E lá estava ele, lindo, mas tão pequenininho (Isaac nasceu pesando 770g, 46cm). Ele era menor que meu antebraço, mas na alma era gitante, um guerreiro lutando para viver. Seu pequeno corpo cheio de aparelhos, sua boquinha com um tubo para respirar, mas ele lutava. Foi uma experiência incrível olhar para meu filho tão sonhado e esperado. Quando voltei para o quarto estava desolada, finalmente tive consciência do quanto o estado dele era grave. Meu marido foi levar minha mãe e minha irmã na casa que estavam hospedadas (elas eram do Rio e estávamos em Brasília). Lembro da dor estampada no rosto das duas. Pedi para o Marcus passar em um restaurante ou uma padaria e comprar nem que fosse um frango assado para que elas pudessem ter uma ceia de Natal, minha mãe me disse, não se preocupe é só um Natal, teremos outros para viver. Eu estava com muita dó das duas estarem naquela situação, mas também muito grata por terem elas perto de mim.
Quando saíram eu ainda recém operada de uma cesária, desci sozinha da cama e dobrei meus joelhos, naquele momento nenhuma dor física era maior do que a dor da minha alma, e eu gritei, chorei, implorei a Deus que Ele salvasse meu filho. Uma enfermeira veio ver o que estava acontecendo, porque tantos gritos, levou um susto ao me encontrar no chão, ela me ajudou a deitar na cama e disse que tudo ficaria bem. Naquele momento olhei para o relógio e já era Natal. Para meu maior desespero eu tive alta naquele 25/12. Não conseguia pensar em como seria sair daquele hospital e deixar Isaac lá. Lembro que tive uma diarréia antes de ter alta e uma médica veio me ver e disse que estava tudo certo, que a diarréia era uma reação e que eu estava liberada. Atravessei o corredor do hospital rumo a saída aos prantos, sem meu filho nos braços e sem imaginar o que ainda viria pela frente. Naquela Noite de Natal ainda tentamos comer uma pizza, mas foi impossível. Minha irmã teve uma crise nervosa teve que ser levada para uma emergência, foi tudo tão triste, tão terrível. Conhecemos um outro lado do Natal, o sombrio, o triste… víamos as pessoas comemorando, desejando Feliz Natal e a gente na mais profunda dor.

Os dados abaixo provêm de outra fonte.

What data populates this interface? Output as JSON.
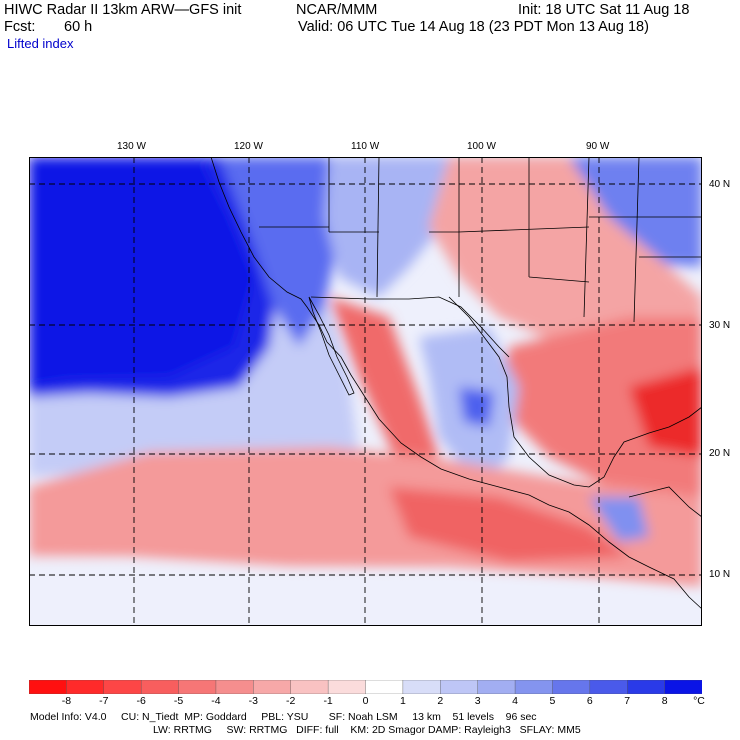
{
  "header": {
    "title": "HIWC Radar II 13km ARW—GFS init",
    "org": "NCAR/MMM",
    "init": "Init: 18 UTC Sat 11 Aug 18",
    "fcst_label": "Fcst:",
    "fcst_value": "60 h",
    "valid": "Valid: 06 UTC Tue 14 Aug 18 (23 PDT Mon 13 Aug 18)",
    "field": "Lifted index"
  },
  "map": {
    "lon_labels": [
      "130 W",
      "120 W",
      "110 W",
      "100 W",
      "90 W"
    ],
    "lat_labels": [
      "40 N",
      "30 N",
      "20 N",
      "10 N"
    ],
    "colors": {
      "deep_blue": "#0a14e6",
      "mid_blue": "#5a6cf0",
      "light_blue": "#b8c4f6",
      "pale": "#eef0fc",
      "light_red": "#f7b8b8",
      "mid_red": "#f47e7e",
      "deep_red": "#ec2a2a",
      "land_line": "#000000"
    }
  },
  "colorbar": {
    "unit": "°C",
    "ticks": [
      "-8",
      "-7",
      "-6",
      "-5",
      "-4",
      "-3",
      "-2",
      "-1",
      "0",
      "1",
      "2",
      "3",
      "4",
      "5",
      "6",
      "7",
      "8"
    ],
    "colors": [
      "#ff1010",
      "#ff2a2a",
      "#fd4646",
      "#f85e5e",
      "#f67676",
      "#f58e8e",
      "#f7a8a8",
      "#f9c2c2",
      "#fbdcdc",
      "#ffffff",
      "#d8ddf8",
      "#bec6f6",
      "#a2aef2",
      "#8494ef",
      "#6676ec",
      "#4a5aea",
      "#2a3ae8",
      "#0a14e6"
    ]
  },
  "footer": {
    "line1": "Model Info: V4.0     CU: N_Tiedt  MP: Goddard     PBL: YSU       SF: Noah LSM     13 km    51 levels    96 sec",
    "line2": "LW: RRTMG     SW: RRTMG   DIFF: full    KM: 2D Smagor DAMP: Rayleigh3   SFLAY: MM5"
  }
}
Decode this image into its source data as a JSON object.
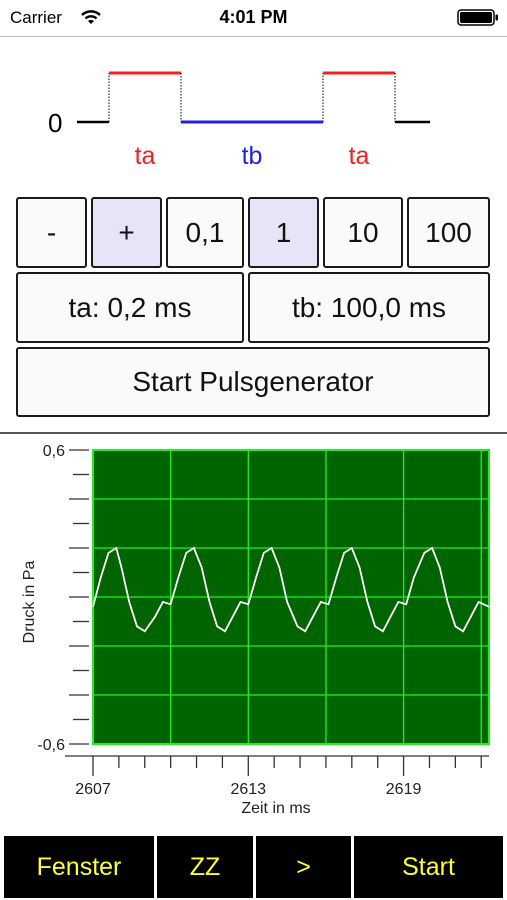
{
  "status_bar": {
    "carrier": "Carrier",
    "time": "4:01 PM"
  },
  "pulse_diagram": {
    "zero_label": "0",
    "labels": [
      "ta",
      "tb",
      "ta"
    ],
    "colors": {
      "ta": "#ee2222",
      "tb": "#2222dd"
    }
  },
  "controls": {
    "step_buttons": [
      "-",
      "+",
      "0,1",
      "1",
      "10",
      "100"
    ],
    "ta_label": "ta: 0,2 ms",
    "tb_label": "tb: 100,0 ms",
    "start_pulse_label": "Start Pulsgenerator"
  },
  "chart_data": {
    "type": "line",
    "xlabel": "Zeit in ms",
    "ylabel": "Druck in Pa",
    "xlim": [
      2607,
      2622.3
    ],
    "ylim": [
      -0.6,
      0.6
    ],
    "x_tick_labels": [
      "2607",
      "2613",
      "2619"
    ],
    "y_tick_labels": [
      "0,6",
      "-0,6"
    ],
    "grid": true,
    "background_color": "#006400",
    "grid_color": "#22ee22",
    "line_color": "#ffffff",
    "series": [
      {
        "x": [
          2607.0,
          2607.3,
          2607.6,
          2607.9,
          2608.1,
          2608.4,
          2608.7,
          2609.0,
          2609.4,
          2609.7,
          2610.0,
          2610.3,
          2610.6,
          2610.9,
          2611.2,
          2611.5,
          2611.8,
          2612.1,
          2612.4,
          2612.7,
          2613.0,
          2613.3,
          2613.6,
          2613.9,
          2614.2,
          2614.5,
          2614.9,
          2615.2,
          2615.5,
          2615.8,
          2616.1,
          2616.4,
          2616.7,
          2617.0,
          2617.3,
          2617.6,
          2617.9,
          2618.2,
          2618.5,
          2618.8,
          2619.1,
          2619.4,
          2619.8,
          2620.1,
          2620.4,
          2620.7,
          2621.0,
          2621.3,
          2621.6,
          2621.9,
          2622.3
        ],
        "y": [
          -0.04,
          0.08,
          0.18,
          0.2,
          0.12,
          -0.02,
          -0.12,
          -0.14,
          -0.08,
          -0.02,
          -0.03,
          0.08,
          0.18,
          0.2,
          0.12,
          -0.02,
          -0.12,
          -0.14,
          -0.08,
          -0.02,
          -0.03,
          0.08,
          0.18,
          0.2,
          0.12,
          -0.02,
          -0.12,
          -0.14,
          -0.08,
          -0.02,
          -0.03,
          0.08,
          0.18,
          0.2,
          0.12,
          -0.02,
          -0.12,
          -0.14,
          -0.08,
          -0.02,
          -0.03,
          0.08,
          0.18,
          0.2,
          0.12,
          -0.02,
          -0.12,
          -0.14,
          -0.08,
          -0.02,
          -0.04
        ]
      }
    ]
  },
  "toolbar": {
    "buttons": [
      "Fenster",
      "ZZ",
      ">",
      "Start"
    ],
    "text_color": "#ffff33"
  }
}
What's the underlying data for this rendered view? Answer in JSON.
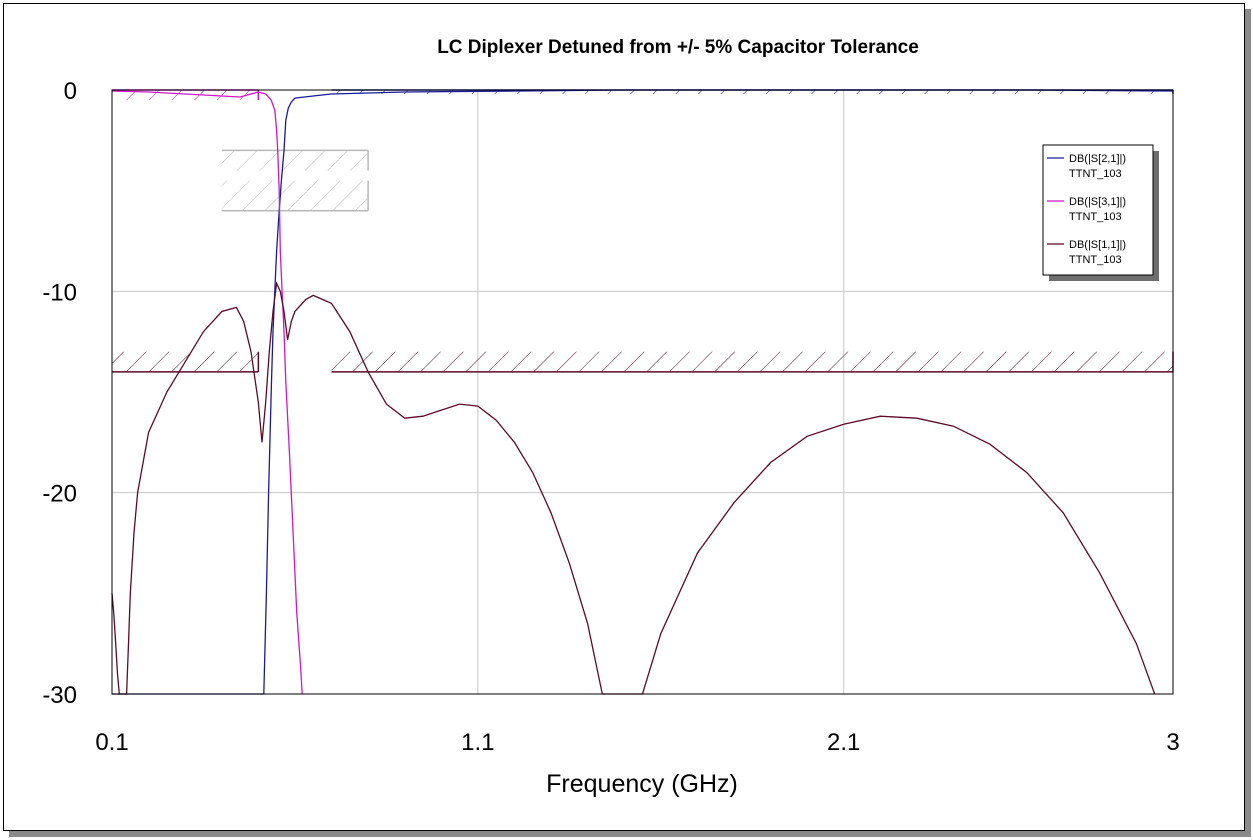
{
  "chart_data": {
    "type": "line",
    "title": "LC Diplexer Detuned from +/- 5% Capacitor Tolerance",
    "xlabel": "Frequency (GHz)",
    "ylabel": "",
    "xlim": [
      0.1,
      3
    ],
    "ylim": [
      -30,
      0
    ],
    "xticks": [
      0.1,
      1.1,
      2.1,
      3
    ],
    "xtick_labels": [
      "0.1",
      "1.1",
      "2.1",
      "3"
    ],
    "yticks": [
      0,
      -10,
      -20,
      -30
    ],
    "ytick_labels": [
      "0",
      "-10",
      "-20",
      "-30"
    ],
    "grid": true,
    "legend_position": "top-right",
    "series": [
      {
        "name": "DB(|S[2,1]|)",
        "sub": "TTNT_103",
        "color": "#1a1a9a",
        "points": [
          [
            0.1,
            -30
          ],
          [
            0.515,
            -30
          ],
          [
            0.522,
            -25
          ],
          [
            0.528,
            -20
          ],
          [
            0.535,
            -15
          ],
          [
            0.54,
            -12
          ],
          [
            0.545,
            -10
          ],
          [
            0.55,
            -8
          ],
          [
            0.557,
            -6
          ],
          [
            0.563,
            -4.5
          ],
          [
            0.57,
            -3
          ],
          [
            0.575,
            -1.5
          ],
          [
            0.582,
            -0.9
          ],
          [
            0.59,
            -0.6
          ],
          [
            0.6,
            -0.4
          ],
          [
            0.65,
            -0.3
          ],
          [
            0.7,
            -0.2
          ],
          [
            0.9,
            -0.1
          ],
          [
            1.5,
            0
          ],
          [
            2.6,
            0
          ],
          [
            3.0,
            -0.05
          ]
        ]
      },
      {
        "name": "DB(|S[3,1]|)",
        "sub": "TTNT_103",
        "color": "#d016c8",
        "points": [
          [
            0.1,
            -0.05
          ],
          [
            0.2,
            -0.1
          ],
          [
            0.3,
            -0.2
          ],
          [
            0.4,
            -0.3
          ],
          [
            0.45,
            -0.35
          ],
          [
            0.48,
            -0.2
          ],
          [
            0.5,
            -0.1
          ],
          [
            0.52,
            -0.2
          ],
          [
            0.535,
            -0.5
          ],
          [
            0.545,
            -1
          ],
          [
            0.55,
            -2
          ],
          [
            0.553,
            -3
          ],
          [
            0.557,
            -5
          ],
          [
            0.56,
            -8
          ],
          [
            0.565,
            -10
          ],
          [
            0.57,
            -12
          ],
          [
            0.575,
            -14.5
          ],
          [
            0.585,
            -18
          ],
          [
            0.595,
            -22
          ],
          [
            0.605,
            -26
          ],
          [
            0.615,
            -28.5
          ],
          [
            0.62,
            -30
          ]
        ]
      },
      {
        "name": "DB(|S[1,1]|)",
        "sub": "TTNT_103",
        "color": "#5c0a28",
        "points": [
          [
            0.1,
            -25
          ],
          [
            0.105,
            -26
          ],
          [
            0.11,
            -27.5
          ],
          [
            0.115,
            -29
          ],
          [
            0.12,
            -30
          ],
          [
            0.13,
            -30
          ],
          [
            0.14,
            -30
          ],
          [
            0.145,
            -27.5
          ],
          [
            0.15,
            -25
          ],
          [
            0.16,
            -22
          ],
          [
            0.17,
            -20
          ],
          [
            0.2,
            -17
          ],
          [
            0.25,
            -15
          ],
          [
            0.3,
            -13.5
          ],
          [
            0.35,
            -12
          ],
          [
            0.4,
            -11
          ],
          [
            0.44,
            -10.8
          ],
          [
            0.46,
            -11.5
          ],
          [
            0.48,
            -13
          ],
          [
            0.5,
            -15.5
          ],
          [
            0.51,
            -17.5
          ],
          [
            0.52,
            -15.5
          ],
          [
            0.53,
            -13
          ],
          [
            0.54,
            -11
          ],
          [
            0.55,
            -9.6
          ],
          [
            0.56,
            -10
          ],
          [
            0.57,
            -11
          ],
          [
            0.58,
            -12.4
          ],
          [
            0.59,
            -11.5
          ],
          [
            0.6,
            -11
          ],
          [
            0.63,
            -10.4
          ],
          [
            0.65,
            -10.2
          ],
          [
            0.7,
            -10.6
          ],
          [
            0.75,
            -12
          ],
          [
            0.8,
            -14
          ],
          [
            0.85,
            -15.6
          ],
          [
            0.9,
            -16.3
          ],
          [
            0.95,
            -16.2
          ],
          [
            1.0,
            -15.9
          ],
          [
            1.05,
            -15.6
          ],
          [
            1.1,
            -15.7
          ],
          [
            1.15,
            -16.4
          ],
          [
            1.2,
            -17.5
          ],
          [
            1.25,
            -19
          ],
          [
            1.3,
            -21
          ],
          [
            1.35,
            -23.5
          ],
          [
            1.4,
            -26.5
          ],
          [
            1.44,
            -30
          ],
          [
            1.55,
            -30
          ],
          [
            1.6,
            -27
          ],
          [
            1.7,
            -23
          ],
          [
            1.8,
            -20.5
          ],
          [
            1.9,
            -18.5
          ],
          [
            2.0,
            -17.2
          ],
          [
            2.1,
            -16.6
          ],
          [
            2.2,
            -16.2
          ],
          [
            2.3,
            -16.3
          ],
          [
            2.4,
            -16.7
          ],
          [
            2.5,
            -17.6
          ],
          [
            2.6,
            -19
          ],
          [
            2.7,
            -21
          ],
          [
            2.8,
            -24
          ],
          [
            2.9,
            -27.5
          ],
          [
            2.95,
            -30
          ]
        ]
      }
    ],
    "masks": [
      {
        "color": "#d016c8",
        "x": [
          0.1,
          0.5
        ],
        "y": 0,
        "level": -0.5
      },
      {
        "color": "#1a1a9a",
        "x": [
          0.7,
          3.0
        ],
        "y": 0,
        "level": -0.2
      },
      {
        "color": "#5c0a28",
        "x": [
          0.1,
          0.5
        ],
        "y": -14,
        "level": -13
      },
      {
        "color": "#5c0a28",
        "x": [
          0.7,
          3.0
        ],
        "y": -14,
        "level": -13
      },
      {
        "color": "#b8b8b8",
        "x": [
          0.4,
          0.8
        ],
        "y": -3,
        "level": -4
      },
      {
        "color": "#b8b8b8",
        "x": [
          0.4,
          0.8
        ],
        "y": -6,
        "level": -4.5
      }
    ]
  }
}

Isaac viveu mais 40 dias, no dia 02/02 ele faleceu.
Se você é uma mãe que já perdeu um filho já sabe como é né?! Desespero, dor, angustia, medo, raiva, desesperança total na vida. 1 ano se passou e minha psicologa me sugeriu que eu voltasse ao túmulo do Isaac e falasse tudo que eu precisava falar, afinal já havia se passado 1 ano e eu ainda não tinha voltado a vida, não conseguia me alegrar, não tinha mais o brilho no olhar, tudo era dor.